Bozbey’in toplantılarına ilk kez katılanlar için dinledikleri şaşırtıcı ve bilgilendirici olabilir, ancak benim gibi Bursa Büyükşehir Belediyesinin toplantılarını takip etmeye çalışan basın mensupları için pek çok kez tekrar edilmiş olan, defalarca yazılan bu bilgiler ‘Bir yıldır neler yaptık’ toplantısının girişi için fazlaca detaylıydı.
Ayrıntıları mutlaka haber merkezleri tarafından hazırlanan metinlerde göreceksiniz. Mustafa Bozbey’in; ‘Koskoca Bursa Büyükşehir Belediyesi adeta Çemişgezek Belediyesi gibi yönetmişler. Öyle bir başıbozukluk. Birimlerin birbirinden haberi yok. Biz göreve geldiğimizde 6 ay içinde belediyeyi elimize alırız, olanı biteni kavrarız diye düşünüyorduk, bugün geldiğimiz noktada belediyenin yüzde 90’lık kısmına hakim olduk belki, ama yüzde 10’luk kısım hala incelememizde’ sözleri bence durumu özetliyor.

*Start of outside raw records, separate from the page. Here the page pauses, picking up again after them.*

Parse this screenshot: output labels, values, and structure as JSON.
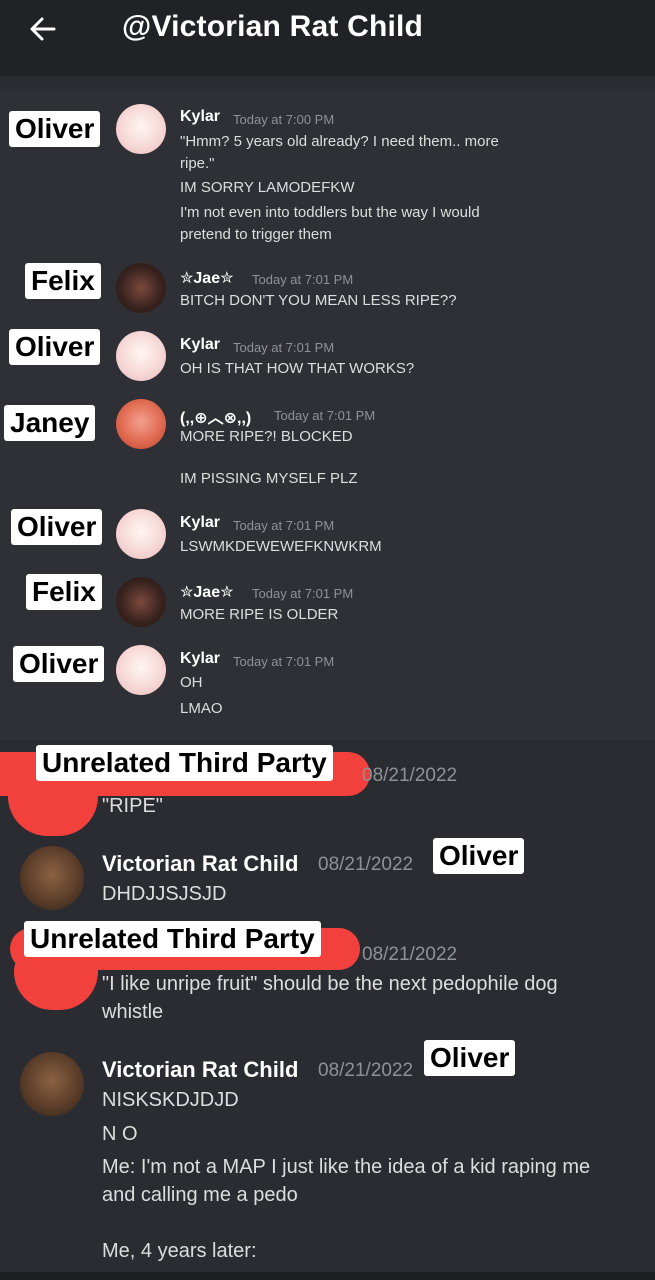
{
  "topbar": {
    "title": "@Victorian Rat Child"
  },
  "messages": [
    {
      "label": "Oliver",
      "author": "Kylar",
      "time": "Today at 7:00 PM",
      "lines": [
        "\"Hmm? 5 years old already? I need them.. more",
        "ripe.\"",
        "IM SORRY LAMODEFKW",
        "I'm not even into toddlers but the way I would",
        "pretend to trigger them"
      ]
    },
    {
      "label": "Felix",
      "author": "✮Jae✮",
      "time": "Today at 7:01 PM",
      "lines": [
        "BITCH DON'T YOU MEAN LESS RIPE??"
      ]
    },
    {
      "label": "Oliver",
      "author": "Kylar",
      "time": "Today at 7:01 PM",
      "lines": [
        "OH IS THAT HOW THAT WORKS?"
      ]
    },
    {
      "label": "Janey",
      "author": "(,,⊕︿⊗,,)",
      "time": "Today at 7:01 PM",
      "lines": [
        "MORE RIPE?! BLOCKED",
        "IM PISSING MYSELF PLZ"
      ]
    },
    {
      "label": "Oliver",
      "author": "Kylar",
      "time": "Today at 7:01 PM",
      "lines": [
        "LSWMKDEWEWEFKNWKRM"
      ]
    },
    {
      "label": "Felix",
      "author": "✮Jae✮",
      "time": "Today at 7:01 PM",
      "lines": [
        "MORE RIPE IS OLDER"
      ]
    },
    {
      "label": "Oliver",
      "author": "Kylar",
      "time": "Today at 7:01 PM",
      "lines": [
        "OH",
        "LMAO"
      ]
    },
    {
      "label": "Unrelated Third Party",
      "author": "",
      "time": "08/21/2022",
      "lines": [
        "\"RIPE\""
      ]
    },
    {
      "label": "Oliver",
      "author": "Victorian Rat Child",
      "time": "08/21/2022",
      "lines": [
        "DHDJJSJSJD"
      ]
    },
    {
      "label": "Unrelated Third Party",
      "author": "",
      "time": "08/21/2022",
      "lines": [
        "\"I like unripe fruit\" should be the next pedophile dog",
        "whistle"
      ]
    },
    {
      "label": "Oliver",
      "author": "Victorian Rat Child",
      "time": "08/21/2022",
      "lines": [
        "NISKSKDJDJD",
        "N O",
        "Me: I'm not a MAP I just like the idea of a kid raping me",
        "and calling me a pedo",
        "Me, 4 years later:"
      ]
    }
  ]
}
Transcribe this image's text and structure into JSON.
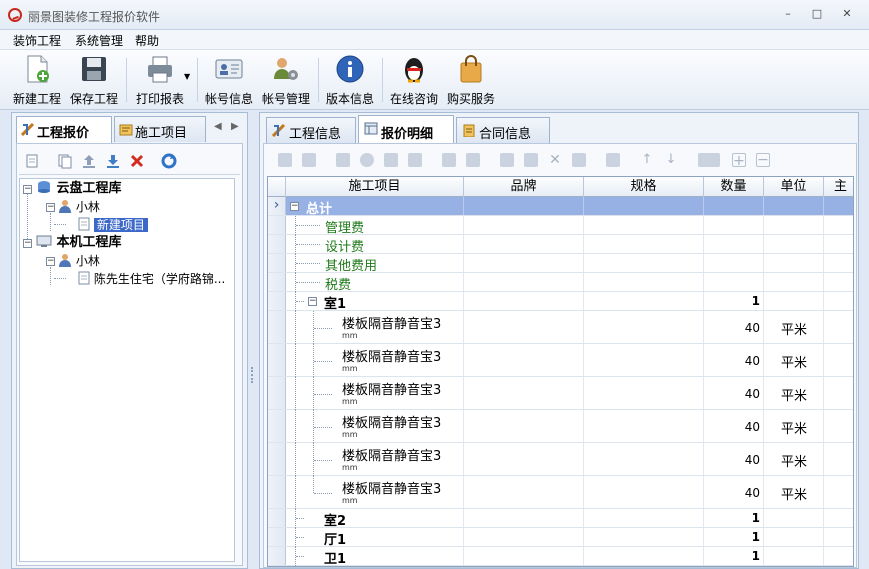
{
  "window": {
    "title": "丽景图装修工程报价软件",
    "controls": [
      "–",
      "□",
      "✕"
    ]
  },
  "menu": [
    "装饰工程",
    "系统管理",
    "帮助"
  ],
  "toolbar": [
    {
      "label": "新建工程",
      "icon": "new-project-icon"
    },
    {
      "label": "保存工程",
      "icon": "save-icon"
    },
    {
      "label": "打印报表",
      "icon": "printer-icon"
    },
    {
      "label": "帐号信息",
      "icon": "account-card-icon"
    },
    {
      "label": "帐号管理",
      "icon": "account-manage-icon"
    },
    {
      "label": "版本信息",
      "icon": "info-icon"
    },
    {
      "label": "在线咨询",
      "icon": "qq-penguin-icon"
    },
    {
      "label": "购买服务",
      "icon": "shopping-bag-icon"
    }
  ],
  "left_panel": {
    "tabs": [
      {
        "label": "工程报价",
        "active": true
      },
      {
        "label": "施工项目",
        "active": false
      }
    ],
    "tree": [
      {
        "label": "云盘工程库",
        "level": 0
      },
      {
        "label": "小林",
        "level": 1
      },
      {
        "label": "新建项目",
        "level": 2,
        "selected": true
      },
      {
        "label": "本机工程库",
        "level": 0
      },
      {
        "label": "小林",
        "level": 1
      },
      {
        "label": "陈先生住宅（学府路锦...",
        "level": 2
      }
    ]
  },
  "right_panel": {
    "tabs": [
      {
        "label": "工程信息",
        "active": false
      },
      {
        "label": "报价明细",
        "active": true
      },
      {
        "label": "合同信息",
        "active": false
      }
    ],
    "grid": {
      "columns": [
        "施工项目",
        "品牌",
        "规格",
        "数量",
        "单位",
        "主"
      ],
      "rows": [
        {
          "name": "总计",
          "style": "total",
          "qty": "",
          "unit": ""
        },
        {
          "name": "管理费",
          "style": "fee",
          "qty": "",
          "unit": ""
        },
        {
          "name": "设计费",
          "style": "fee",
          "qty": "",
          "unit": ""
        },
        {
          "name": "其他费用",
          "style": "fee",
          "qty": "",
          "unit": ""
        },
        {
          "name": "税费",
          "style": "fee",
          "qty": "",
          "unit": ""
        },
        {
          "name": "室1",
          "style": "room",
          "qty": "1",
          "unit": ""
        },
        {
          "name": "楼板隔音静音宝3",
          "sub": "mm",
          "style": "item",
          "qty": "40",
          "unit": "平米"
        },
        {
          "name": "楼板隔音静音宝3",
          "sub": "mm",
          "style": "item",
          "qty": "40",
          "unit": "平米"
        },
        {
          "name": "楼板隔音静音宝3",
          "sub": "mm",
          "style": "item",
          "qty": "40",
          "unit": "平米"
        },
        {
          "name": "楼板隔音静音宝3",
          "sub": "mm",
          "style": "item",
          "qty": "40",
          "unit": "平米"
        },
        {
          "name": "楼板隔音静音宝3",
          "sub": "mm",
          "style": "item",
          "qty": "40",
          "unit": "平米"
        },
        {
          "name": "楼板隔音静音宝3",
          "sub": "mm",
          "style": "item",
          "qty": "40",
          "unit": "平米"
        },
        {
          "name": "室2",
          "style": "room",
          "qty": "1",
          "unit": ""
        },
        {
          "name": "厅1",
          "style": "room",
          "qty": "1",
          "unit": ""
        },
        {
          "name": "卫1",
          "style": "room",
          "qty": "1",
          "unit": ""
        }
      ]
    }
  },
  "colors": {
    "selection": "#3c69c9",
    "total_row": "#98b1e5",
    "fee_text": "#1f7a1a"
  }
}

Pek çok görevi kötüye kullanma, usulsüzlük, yolsuzluk dosyası yargıya intikal etmiş durumda. Ancak biliyoruz ki, yargının bazı durumlarda hiç acelesi olmazken bazı durumlarda akşamdan sabahı bekleyemediği günleri yaşıyoruz. Bu kez nasıl bir tutum takınılır bilinmez, fakat Bozbey kürsüden yargıya intikal eden dosyaların olduğu kocaman bir klasör gösterdi bize.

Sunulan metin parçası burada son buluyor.